Тем не менее он ухаживал за ним, старался обольстить своей ловкой кошачьей повадкой, всевозможными приманками, пытался поймать на них этого галла.

Но галл оказывался куда проницательнее его самого и не поддавался на обольщение. И когда по воскресеньям в столовой на Королевской площади заговаривали о политике, когда размягченный вкусной едой Нума старался уверить Ле Кенуа, что на самом деле им очень нетрудно понять друг друга, ибо они хотят, в сущности, одного и того же — свободы, надо было видеть, с каким возмущением старый юрист отбрасывал уже занесенную над ним сеть.

— О нет, нет, совсем не одного и того же!

Приведя несколько точных и жестких доводов, он сразу устанавливал правильную дистанцию, вскрывал словесную маскировку, ясно давая понять, что не пой мается на их тартюфовское лицемерие.

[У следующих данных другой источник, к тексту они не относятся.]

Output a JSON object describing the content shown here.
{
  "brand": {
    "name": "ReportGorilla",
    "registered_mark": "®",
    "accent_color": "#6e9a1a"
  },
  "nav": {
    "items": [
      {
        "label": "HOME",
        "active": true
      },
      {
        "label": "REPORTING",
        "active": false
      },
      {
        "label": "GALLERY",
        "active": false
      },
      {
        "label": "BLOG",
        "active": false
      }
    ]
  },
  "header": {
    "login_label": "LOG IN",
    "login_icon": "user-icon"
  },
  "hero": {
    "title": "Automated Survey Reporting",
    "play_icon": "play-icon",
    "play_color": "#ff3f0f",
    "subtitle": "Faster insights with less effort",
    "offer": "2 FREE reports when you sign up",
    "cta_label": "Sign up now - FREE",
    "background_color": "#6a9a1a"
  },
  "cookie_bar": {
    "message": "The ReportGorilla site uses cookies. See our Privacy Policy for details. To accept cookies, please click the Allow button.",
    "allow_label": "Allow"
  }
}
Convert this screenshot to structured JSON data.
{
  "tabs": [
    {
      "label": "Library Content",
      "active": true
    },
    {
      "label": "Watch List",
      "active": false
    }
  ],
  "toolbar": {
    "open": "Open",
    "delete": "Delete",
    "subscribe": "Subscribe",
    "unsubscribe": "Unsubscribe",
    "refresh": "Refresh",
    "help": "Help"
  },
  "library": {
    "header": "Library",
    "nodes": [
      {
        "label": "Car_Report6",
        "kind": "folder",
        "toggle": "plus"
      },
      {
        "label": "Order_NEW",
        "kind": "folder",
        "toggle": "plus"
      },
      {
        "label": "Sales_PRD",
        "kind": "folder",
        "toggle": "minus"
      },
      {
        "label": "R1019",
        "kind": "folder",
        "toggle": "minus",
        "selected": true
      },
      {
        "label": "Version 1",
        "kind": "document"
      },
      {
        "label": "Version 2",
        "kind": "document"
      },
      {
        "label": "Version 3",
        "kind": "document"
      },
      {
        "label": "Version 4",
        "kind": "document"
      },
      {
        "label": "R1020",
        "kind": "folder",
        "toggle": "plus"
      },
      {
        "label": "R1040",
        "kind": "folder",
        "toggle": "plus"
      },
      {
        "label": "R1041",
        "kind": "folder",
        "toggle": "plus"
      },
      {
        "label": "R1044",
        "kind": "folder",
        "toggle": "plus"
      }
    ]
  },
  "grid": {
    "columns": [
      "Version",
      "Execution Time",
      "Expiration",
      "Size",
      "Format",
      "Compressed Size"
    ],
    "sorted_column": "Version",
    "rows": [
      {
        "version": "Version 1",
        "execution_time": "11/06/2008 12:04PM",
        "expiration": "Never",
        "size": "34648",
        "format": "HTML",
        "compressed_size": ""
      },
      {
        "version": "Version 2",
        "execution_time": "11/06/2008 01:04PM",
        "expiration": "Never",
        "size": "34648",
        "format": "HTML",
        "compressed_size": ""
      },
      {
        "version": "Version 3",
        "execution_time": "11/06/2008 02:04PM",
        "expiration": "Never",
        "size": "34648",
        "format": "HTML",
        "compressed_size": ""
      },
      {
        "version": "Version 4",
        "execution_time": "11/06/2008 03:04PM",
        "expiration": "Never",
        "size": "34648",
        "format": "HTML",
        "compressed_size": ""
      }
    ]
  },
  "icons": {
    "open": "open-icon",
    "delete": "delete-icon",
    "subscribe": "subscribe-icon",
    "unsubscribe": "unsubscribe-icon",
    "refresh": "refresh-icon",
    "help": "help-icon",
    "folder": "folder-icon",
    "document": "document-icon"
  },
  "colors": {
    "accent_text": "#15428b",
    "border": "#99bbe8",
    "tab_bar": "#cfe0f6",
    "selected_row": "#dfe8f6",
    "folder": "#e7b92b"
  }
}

Адвокат отшучивался, скрывая досаду, которую испытывал главным образом из-за жены, — та, никогда не вмешиваясь в политические споры, все время смотрела и слушала. Поэтому, когда вечером они возвращались домой в карете, он изо всех сил старался доказать ей, что отцу ее недостает здравого смысла. Если бы не она, он бы уж нашел, что ему сказать! Чтобы не раздражать его, Розали избегала высказываться прямо.

— Да, жаль, что у вас такие разногласия…

Но в глубине души она была на стороне отца.

С тех пор, как Руместан стал министром, отношения между тестем и зятем охладели еще больше. Ле Кенуа отказывался бывать на приемах улицы Гренель и без обиняков объяснился по этому поводу с дочерью:

— Передай своему мужу: пусть он приходит ко мне как можно чаще, я буду очень рад, но в министерстве меня не увидят. Я знаю, что нам готовят все эти господа, и не хочу, чтобы меня можно было заподозрить хотя бы в сообщничестве.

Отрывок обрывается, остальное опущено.